We need to create a service account that will be injected in a namespace:

apiVersion: rbac.authorization.k8s.io/v1beta1
kind: ClusterRole
metadata:
  name: prometheus
rules:
- apiGroups: [""]
  resources:
  - nodes
  - nodes/proxy
  - services
  - endpoints
  - pods
  verbs: ["get", "list", "watch"]
- apiGroups:
  - extensions
  resources:
  - ingresses
  verbs: ["get", "list", "watch"]
- nonResourceURLs: ["/metrics"]
  verbs: ["get"]
---
apiVersion: rbac.authorization.k8s.io/v1beta1
kind: ClusterRoleBinding
metadata:
  name: prometheus
roleRef:
  apiGroup: rbac.authorization.k8s.io
  kind: ClusterRole
  name: prometheus
subjects:
- kind: ServiceAccount
  name: default
  namespace: monitoring

and we can convert that into a configMap in Kubernetes:

apiVersion: v1
kind: ConfigMap
metadata:
  name: prometheus-server-conf
  labels:
    name: prometheus-server-conf
  namespace: monitoring
data:
  prometheus.yml: |-
    global:
      scrape_interval: 5s # By default, scrape targets every 15 seconds.
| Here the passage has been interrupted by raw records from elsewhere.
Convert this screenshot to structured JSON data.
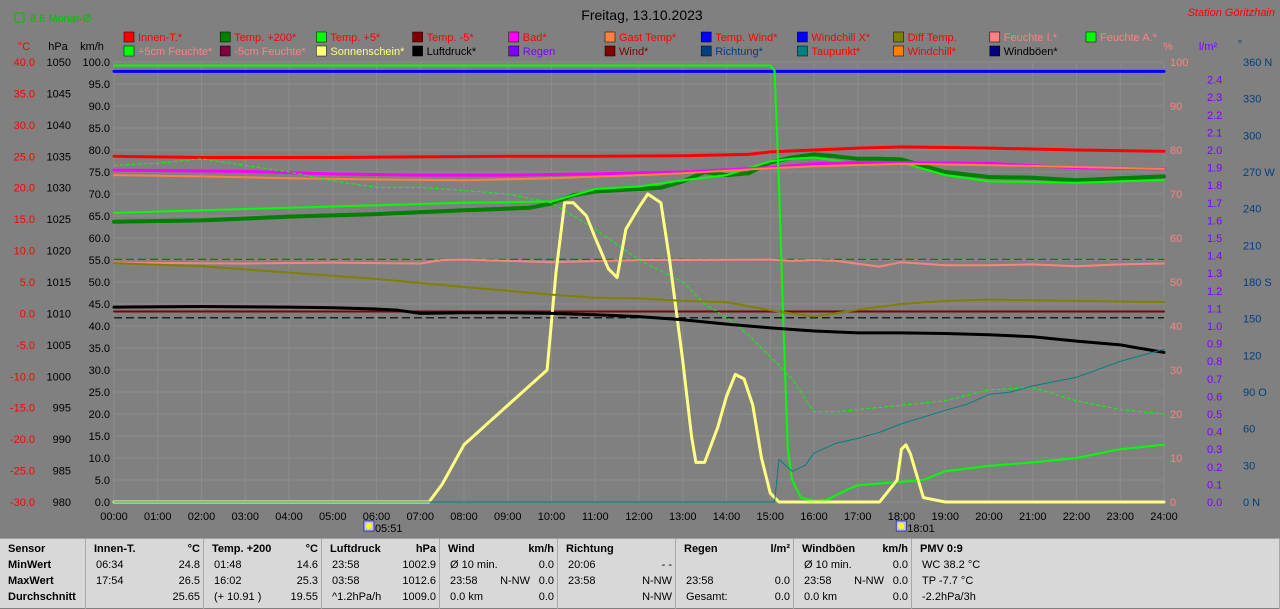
{
  "title": "Freitag, 13.10.2023",
  "station": "Station Göritzhain",
  "monthly_avg": "8.6 Monat-Ø",
  "colors": {
    "background": "#808080",
    "station": "#ff0000",
    "innen": "#ff0000",
    "temp200": "#008000",
    "temp5": "#00ff00",
    "tempminus5": "#800000",
    "bad": "#ff00ff",
    "gast": "#ff8040",
    "tempwind": "#0000ff",
    "windchillx": "#0000ff",
    "difftemp": "#808000",
    "feuchtei": "#ff8080",
    "feuchtea": "#00ff00",
    "feuchte5": "#00ff00",
    "feuchteminus5": "#800040",
    "sonne": "#ffff80",
    "luftdruck": "#000000",
    "regen": "#8000ff",
    "wind": "#800000",
    "richtung": "#004080",
    "taupunkt": "#008080",
    "windchill": "#ff8000",
    "windboeen": "#000080",
    "hpa_axis": "#000000",
    "kmh_axis": "#000000",
    "pct_axis": "#ff8080",
    "lm2_axis": "#8000ff",
    "deg_axis": "#004080"
  },
  "legend": {
    "row1": [
      {
        "label": "Innen-T.*",
        "color": "#ff0000",
        "text_color": "#ff0000"
      },
      {
        "label": "Temp. +200*",
        "color": "#008000",
        "text_color": "#ff0000"
      },
      {
        "label": "Temp. +5*",
        "color": "#00ff00",
        "text_color": "#ff0000"
      },
      {
        "label": "Temp. -5*",
        "color": "#800000",
        "text_color": "#ff0000"
      },
      {
        "label": "Bad*",
        "color": "#ff00ff",
        "text_color": "#ff0000"
      },
      {
        "label": "Gast Temp*",
        "color": "#ff8040",
        "text_color": "#ff0000"
      },
      {
        "label": "Temp. Wind*",
        "color": "#0000ff",
        "text_color": "#ff0000"
      },
      {
        "label": "Windchill X*",
        "color": "#0000ff",
        "text_color": "#ff0000"
      },
      {
        "label": "Diff Temp.",
        "color": "#808000",
        "text_color": "#ff0000"
      },
      {
        "label": "Feuchte I.*",
        "color": "#ff8080",
        "text_color": "#ff8080"
      },
      {
        "label": "Feuchte A.*",
        "color": "#00ff00",
        "text_color": "#ff8080"
      }
    ],
    "row2": [
      {
        "label": "+5cm Feuchte*",
        "color": "#00ff00",
        "text_color": "#ff8080"
      },
      {
        "label": "-5cm Feuchte*",
        "color": "#800040",
        "text_color": "#ff8080"
      },
      {
        "label": "Sonnenschein*",
        "color": "#ffff80",
        "text_color": "#ffff80"
      },
      {
        "label": "Luftdruck*",
        "color": "#000000",
        "text_color": "#000000"
      },
      {
        "label": "Regen",
        "color": "#8000ff",
        "text_color": "#8000ff"
      },
      {
        "label": "Wind*",
        "color": "#800000",
        "text_color": "#800000"
      },
      {
        "label": "Richtung*",
        "color": "#004080",
        "text_color": "#004080"
      },
      {
        "label": "Taupunkt*",
        "color": "#008080",
        "text_color": "#ff0000"
      },
      {
        "label": "Windchill*",
        "color": "#ff8000",
        "text_color": "#ff0000"
      },
      {
        "label": "Windböen*",
        "color": "#000080",
        "text_color": "#000000"
      }
    ]
  },
  "axes": {
    "temp": {
      "unit": "°C",
      "ticks": [
        "40.0",
        "35.0",
        "30.0",
        "25.0",
        "20.0",
        "15.0",
        "10.0",
        "5.0",
        "0.0",
        "-5.0",
        "-10.0",
        "-15.0",
        "-20.0",
        "-25.0",
        "-30.0"
      ]
    },
    "hpa": {
      "unit": "hPa",
      "ticks": [
        "1050",
        "1045",
        "1040",
        "1035",
        "1030",
        "1025",
        "1020",
        "1015",
        "1010",
        "1005",
        "1000",
        "995",
        "990",
        "985",
        "980"
      ]
    },
    "kmh": {
      "unit": "km/h",
      "ticks": [
        "100.0",
        "95.0",
        "90.0",
        "85.0",
        "80.0",
        "75.0",
        "70.0",
        "65.0",
        "60.0",
        "55.0",
        "50.0",
        "45.0",
        "40.0",
        "35.0",
        "30.0",
        "25.0",
        "20.0",
        "15.0",
        "10.0",
        "5.0",
        "0.0"
      ]
    },
    "pct": {
      "unit": "%",
      "ticks": [
        "100",
        "90",
        "80",
        "70",
        "60",
        "50",
        "40",
        "30",
        "20",
        "10",
        "0"
      ]
    },
    "lm2": {
      "unit": "l/m²",
      "ticks": [
        "2.4",
        "2.3",
        "2.2",
        "2.1",
        "2.0",
        "1.9",
        "1.8",
        "1.7",
        "1.6",
        "1.5",
        "1.4",
        "1.3",
        "1.2",
        "1.1",
        "1.0",
        "0.9",
        "0.8",
        "0.7",
        "0.6",
        "0.5",
        "0.4",
        "0.3",
        "0.2",
        "0.1",
        "0.0"
      ]
    },
    "deg": {
      "unit": "°",
      "ticks": [
        "360 N",
        "330",
        "300",
        "270 W",
        "240",
        "210",
        "180 S",
        "150",
        "120",
        "90 O",
        "60",
        "30",
        "0 N"
      ]
    },
    "x": {
      "ticks": [
        "00:00",
        "01:00",
        "02:00",
        "03:00",
        "04:00",
        "05:00",
        "06:00",
        "07:00",
        "08:00",
        "09:00",
        "10:00",
        "11:00",
        "12:00",
        "13:00",
        "14:00",
        "15:00",
        "16:00",
        "17:00",
        "18:00",
        "19:00",
        "20:00",
        "21:00",
        "22:00",
        "23:00",
        "24:00"
      ]
    },
    "sunrise": "05:51",
    "sunset": "18:01"
  },
  "chart_data": {
    "type": "line",
    "title": "Freitag, 13.10.2023",
    "x_range": [
      "00:00",
      "24:00"
    ],
    "temp_axis_range_c": [
      -30,
      40
    ],
    "pressure_axis_range_hpa": [
      980,
      1050
    ],
    "wind_axis_range_kmh": [
      0,
      100
    ],
    "humidity_axis_range_pct": [
      0,
      100
    ],
    "rain_axis_range_lm2": [
      0,
      2.5
    ],
    "direction_axis_range_deg": [
      0,
      360
    ],
    "series": [
      {
        "name": "Innen-T.*",
        "axis": "temp",
        "color": "#ff0000",
        "width": 3,
        "x": [
          0,
          2,
          5,
          7,
          9,
          11,
          13,
          14.5,
          15,
          16,
          17,
          18,
          20,
          22,
          24
        ],
        "y": [
          25.0,
          24.8,
          24.8,
          24.9,
          25.0,
          25.0,
          25.1,
          25.3,
          25.7,
          26.0,
          26.3,
          26.5,
          26.3,
          26.0,
          25.8
        ]
      },
      {
        "name": "Temp. +200*",
        "axis": "temp",
        "color": "#008000",
        "width": 4,
        "x": [
          0,
          2,
          4,
          6,
          8,
          9.5,
          10,
          10.5,
          11,
          12,
          12.5,
          13,
          13.5,
          14,
          14.5,
          15,
          15.5,
          16,
          16.5,
          17,
          17.5,
          18,
          18.5,
          19,
          20,
          21,
          22,
          23,
          24
        ],
        "y": [
          14.6,
          14.8,
          15.4,
          15.8,
          16.4,
          16.8,
          17.5,
          18.8,
          19.4,
          19.8,
          20.0,
          21.0,
          22.5,
          22.0,
          22.3,
          24.0,
          24.8,
          25.3,
          25.0,
          24.6,
          24.6,
          24.5,
          23.5,
          22.5,
          21.7,
          21.6,
          21.2,
          21.5,
          21.8
        ]
      },
      {
        "name": "Temp. +5*",
        "axis": "temp",
        "color": "#00ff00",
        "width": 2,
        "x": [
          0,
          2,
          4,
          6,
          8,
          10,
          11,
          12,
          13,
          14,
          15,
          15.5,
          16,
          16.5,
          17,
          18,
          19,
          20,
          22,
          23,
          24
        ],
        "y": [
          16.0,
          16.4,
          16.8,
          17.2,
          17.6,
          17.8,
          19.8,
          20.2,
          21.2,
          22.0,
          24.2,
          24.6,
          24.8,
          24.3,
          23.8,
          24.0,
          22.0,
          21.0,
          20.8,
          21.0,
          21.2
        ]
      },
      {
        "name": "Temp. -5*",
        "axis": "temp",
        "color": "#800000",
        "width": 2,
        "x": [
          0,
          24
        ],
        "y": [
          0.3,
          0.3
        ]
      },
      {
        "name": "Bad*",
        "axis": "temp",
        "color": "#ff00ff",
        "width": 3,
        "x": [
          0,
          3,
          5,
          7,
          9,
          11,
          13,
          15,
          16,
          17,
          18,
          20,
          21,
          22,
          24
        ],
        "y": [
          22.8,
          22.6,
          22.2,
          22.0,
          22.0,
          22.2,
          22.5,
          23.2,
          23.8,
          24.0,
          24.0,
          23.9,
          23.5,
          23.2,
          23.0
        ]
      },
      {
        "name": "Gast Temp*",
        "axis": "temp",
        "color": "#ff8040",
        "width": 2,
        "x": [
          0,
          2,
          4,
          6,
          8,
          10,
          12,
          13,
          14,
          15,
          16,
          17,
          18,
          20,
          22,
          24
        ],
        "y": [
          22.0,
          21.8,
          21.5,
          21.3,
          21.2,
          21.5,
          22.0,
          22.3,
          22.7,
          23.1,
          23.4,
          23.6,
          23.8,
          23.6,
          23.3,
          23.0
        ]
      },
      {
        "name": "Temp. Wind*",
        "axis": "temp",
        "color": "#0000ff",
        "width": 3,
        "x": [
          0,
          24
        ],
        "y": [
          38.5,
          38.5
        ]
      },
      {
        "name": "Feuchte I.*",
        "axis": "pct",
        "color": "#ff8080",
        "width": 2,
        "x": [
          0,
          3,
          5,
          6,
          7,
          7.5,
          8,
          10,
          12,
          13,
          15,
          15.5,
          16,
          16.5,
          17.5,
          18,
          19,
          20,
          21,
          22,
          23,
          24
        ],
        "y": [
          54.4,
          54.2,
          54.4,
          54.3,
          54.2,
          55.0,
          55.1,
          54.5,
          55.0,
          55.0,
          55.1,
          54.8,
          55.0,
          54.8,
          53.5,
          54.5,
          53.8,
          53.8,
          54.0,
          53.6,
          54.0,
          54.2
        ]
      },
      {
        "name": "Feuchte A.*",
        "axis": "pct",
        "color": "#00ff00",
        "width": 1,
        "dash": "3,3",
        "x": [
          0,
          1,
          2,
          4,
          5,
          6,
          7,
          8,
          9,
          10,
          11,
          12,
          13,
          13.5,
          14,
          14.5,
          15,
          15.5,
          16,
          16.5,
          17,
          18,
          19,
          20,
          21,
          22,
          23,
          24
        ],
        "y": [
          76.5,
          77.0,
          78.0,
          75.0,
          73.0,
          71.5,
          71.5,
          70.8,
          70.0,
          68.0,
          62.0,
          55.0,
          50.0,
          45.0,
          42.0,
          38.0,
          33.0,
          28.0,
          20.5,
          20.5,
          21.0,
          22.0,
          23.0,
          25.5,
          26.0,
          23.0,
          21.0,
          20.0
        ]
      },
      {
        "name": "+5cm Feuchte*",
        "axis": "pct",
        "color": "#00ff00",
        "width": 2,
        "x": [
          0,
          15,
          15.1,
          15.2,
          15.3,
          15.4,
          15.5,
          15.7,
          16.0,
          16.3,
          16.5,
          16.8,
          17.0,
          17.5,
          18,
          18.5,
          19,
          20,
          21,
          22,
          23,
          24
        ],
        "y": [
          99.2,
          99.2,
          98.0,
          72.0,
          40.0,
          12.0,
          5.0,
          1.0,
          0.3,
          0.5,
          1.5,
          3.0,
          3.8,
          4.2,
          4.6,
          5.0,
          7.0,
          8.2,
          9.0,
          10.0,
          12.0,
          13.0
        ]
      },
      {
        "name": "Sonnenschein*",
        "axis": "pct",
        "color": "#ffff80",
        "width": 3,
        "x": [
          0,
          7.2,
          7.5,
          8,
          9,
          9.9,
          10.1,
          10.3,
          10.5,
          10.8,
          11,
          11.3,
          11.5,
          11.7,
          12,
          12.2,
          12.5,
          12.7,
          13,
          13.2,
          13.3,
          13.5,
          13.8,
          14,
          14.2,
          14.4,
          14.6,
          14.8,
          15,
          15.2,
          15.5,
          16,
          17.5,
          17.9,
          18,
          18.1,
          18.2,
          18.5,
          19,
          24
        ],
        "y": [
          0,
          0,
          4,
          13,
          22,
          30,
          52,
          68,
          68,
          65,
          60,
          53,
          51,
          62,
          67,
          70,
          68,
          55,
          32,
          15,
          9,
          9,
          17,
          24,
          29,
          28,
          22,
          10,
          2,
          0,
          0,
          0,
          0,
          5,
          12,
          13,
          11,
          1,
          0,
          0
        ]
      },
      {
        "name": "Luftdruck*",
        "axis": "hpa",
        "color": "#000000",
        "width": 3,
        "x": [
          0,
          2,
          4,
          5,
          6,
          6.5,
          7,
          8,
          9,
          10,
          11,
          12,
          13,
          14,
          15,
          16,
          17,
          18,
          19,
          20,
          21,
          22,
          23,
          24
        ],
        "y": [
          1011.0,
          1011.1,
          1011.0,
          1010.9,
          1010.7,
          1010.5,
          1010.0,
          1010.1,
          1010.1,
          1010.0,
          1009.8,
          1009.5,
          1009.0,
          1008.3,
          1007.7,
          1007.2,
          1006.9,
          1006.9,
          1006.8,
          1006.6,
          1006.3,
          1005.6,
          1005.0,
          1003.8
        ]
      },
      {
        "name": "Taupunkt*",
        "axis": "deg",
        "color": "#008080",
        "width": 1,
        "x": [
          0,
          15.1,
          15.2,
          15.5,
          15.8,
          16,
          16.5,
          17,
          17.5,
          18,
          19,
          19.5,
          20,
          20.5,
          21,
          22,
          23,
          24
        ],
        "y": [
          0,
          0,
          35,
          25,
          30,
          40,
          48,
          52,
          57,
          64,
          75,
          80,
          88,
          90,
          95,
          102,
          115,
          125
        ]
      },
      {
        "name": "Diff Temp.",
        "axis": "temp",
        "color": "#808000",
        "width": 2,
        "x": [
          0,
          2,
          4,
          6,
          8,
          10,
          11,
          12,
          13,
          14,
          15,
          16,
          17,
          18,
          19,
          20,
          22,
          24
        ],
        "y": [
          8.0,
          7.5,
          6.5,
          5.5,
          4.2,
          3.0,
          2.5,
          2.4,
          2.0,
          1.8,
          0.5,
          -0.5,
          0.6,
          1.5,
          2.0,
          2.2,
          2.0,
          1.8
        ]
      }
    ],
    "reference_lines": [
      {
        "axis": "temp",
        "value": 8.6,
        "color": "#008000",
        "dash": "8,4",
        "label": "8.6 Monat-Ø"
      },
      {
        "axis": "temp",
        "value": -0.7,
        "color": "#000000",
        "dash": "8,4"
      }
    ],
    "grid": true
  },
  "summary": {
    "row_labels": [
      "Sensor",
      "MinWert",
      "MaxWert",
      "Durchschnitt"
    ],
    "sections": [
      {
        "title": "Innen-T.",
        "unit": "°C",
        "rows": [
          [
            "06:34",
            "",
            "24.8"
          ],
          [
            "17:54",
            "",
            "26.5"
          ],
          [
            "",
            "",
            "25.65"
          ]
        ]
      },
      {
        "title": "Temp. +200",
        "unit": "°C",
        "rows": [
          [
            "01:48",
            "",
            "14.6"
          ],
          [
            "16:02",
            "",
            "25.3"
          ],
          [
            "(+ 10.91 )",
            "",
            "19.55"
          ]
        ]
      },
      {
        "title": "Luftdruck",
        "unit": "hPa",
        "rows": [
          [
            "23:58",
            "",
            "1002.9"
          ],
          [
            "03:58",
            "",
            "1012.6"
          ],
          [
            "^1.2hPa/h",
            "",
            "1009.0"
          ]
        ]
      },
      {
        "title": "Wind",
        "unit": "km/h",
        "rows": [
          [
            "Ø 10 min.",
            "",
            "0.0"
          ],
          [
            "23:58",
            "N-NW",
            "0.0"
          ],
          [
            "0.0 km",
            "",
            "0.0"
          ]
        ]
      },
      {
        "title": "Richtung",
        "unit": "",
        "rows": [
          [
            "20:06",
            "",
            "- -"
          ],
          [
            "23:58",
            "",
            "N-NW"
          ],
          [
            "",
            "",
            "N-NW"
          ]
        ]
      },
      {
        "title": "Regen",
        "unit": "l/m²",
        "rows": [
          [
            "",
            "",
            ""
          ],
          [
            "23:58",
            "",
            "0.0"
          ],
          [
            "Gesamt:",
            "",
            "0.0"
          ]
        ]
      },
      {
        "title": "Windböen",
        "unit": "km/h",
        "rows": [
          [
            "Ø 10 min.",
            "",
            "0.0"
          ],
          [
            "23:58",
            "N-NW",
            "0.0"
          ],
          [
            "0.0 km",
            "",
            "0.0"
          ]
        ]
      },
      {
        "title": "PMV 0:9",
        "unit": "",
        "rows": [
          [
            "WC 38.2 °C",
            "",
            ""
          ],
          [
            "TP -7.7 °C",
            "",
            ""
          ],
          [
            "-2.2hPa/3h",
            "",
            ""
          ]
        ]
      }
    ]
  }
}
      # Attach these labels to any time series or alerts when communicating with
      # external systems (federation, remote storage, Alertmanager).
      external_labels:
        monitor: 'codelab-monitor'

    # A scrape configuration containing exactly one endpoint to scrape:
    # Here it's Prometheus itself.
    scrape_configs:
      # The job name is added as a label `job=<job_name>`
      # to any timeseries scraped from this config.
      - job_name: 'prometheus'

        # Override the global default and scrape targets
        # from this job every 5 seconds.
        scrape_interval: 5s

        static_configs:
          - targets: ['localhost:9090']
      - job_name: 'kubernetes-nodes'

        scheme: https

        tls_config:
          ca_file: /var/run/secrets/kubernetes.io/serviceaccount/ca.crt
          insecure_skip_verify: true
        bearer_token_file: /var/run/secrets/kubernetes.io/serviceaccount/token

        kubernetes_sd_configs:
        - role: node

and to deploy it we need a deployment.yaml

apiVersion: extensions/v1beta1
kind: Deployment
metadata:
  name: prometheus-deployment
  namespace: monitoring
spec:
  replicas: 1
  template:
    metadata:
      labels:
        app: prometheus-server
    spec:
      containers:
        - name: prometheus
          image: prom/prometheus:v2.4.3
          args:
            - "--config.file=/etc/prometheus/prometheus.yml"
            - "--storage.tsdb.path=/prometheus/"
          ports:
            - containerPort: 9090
          volumeMounts:
            - name: prometheus-config-volume
              mountPath: /etc/prometheus/
            - name: prometheus-storage-volume
              mountPath: /prometheus/
      volumes:
        - name: prometheus-config-volume
          configMap:
            defaultMode: 420
            name: prometheus-server-conf
        - name: prometheus-storage-volume
          emptyDir: {}

Now you can port forward to the prometheus container with and see it in the browser:

$ kubectl port-forward deploy/prometheus-deployment 9090 --namespace=monitoring

Now you can visit the prometheus site on localhost:9090 again.

Now type in:

kubelet_running_container_count

And you will get how many containers are running per node.

Congrats, you now have Prometheus running on Docker for Mac and you can now try even more!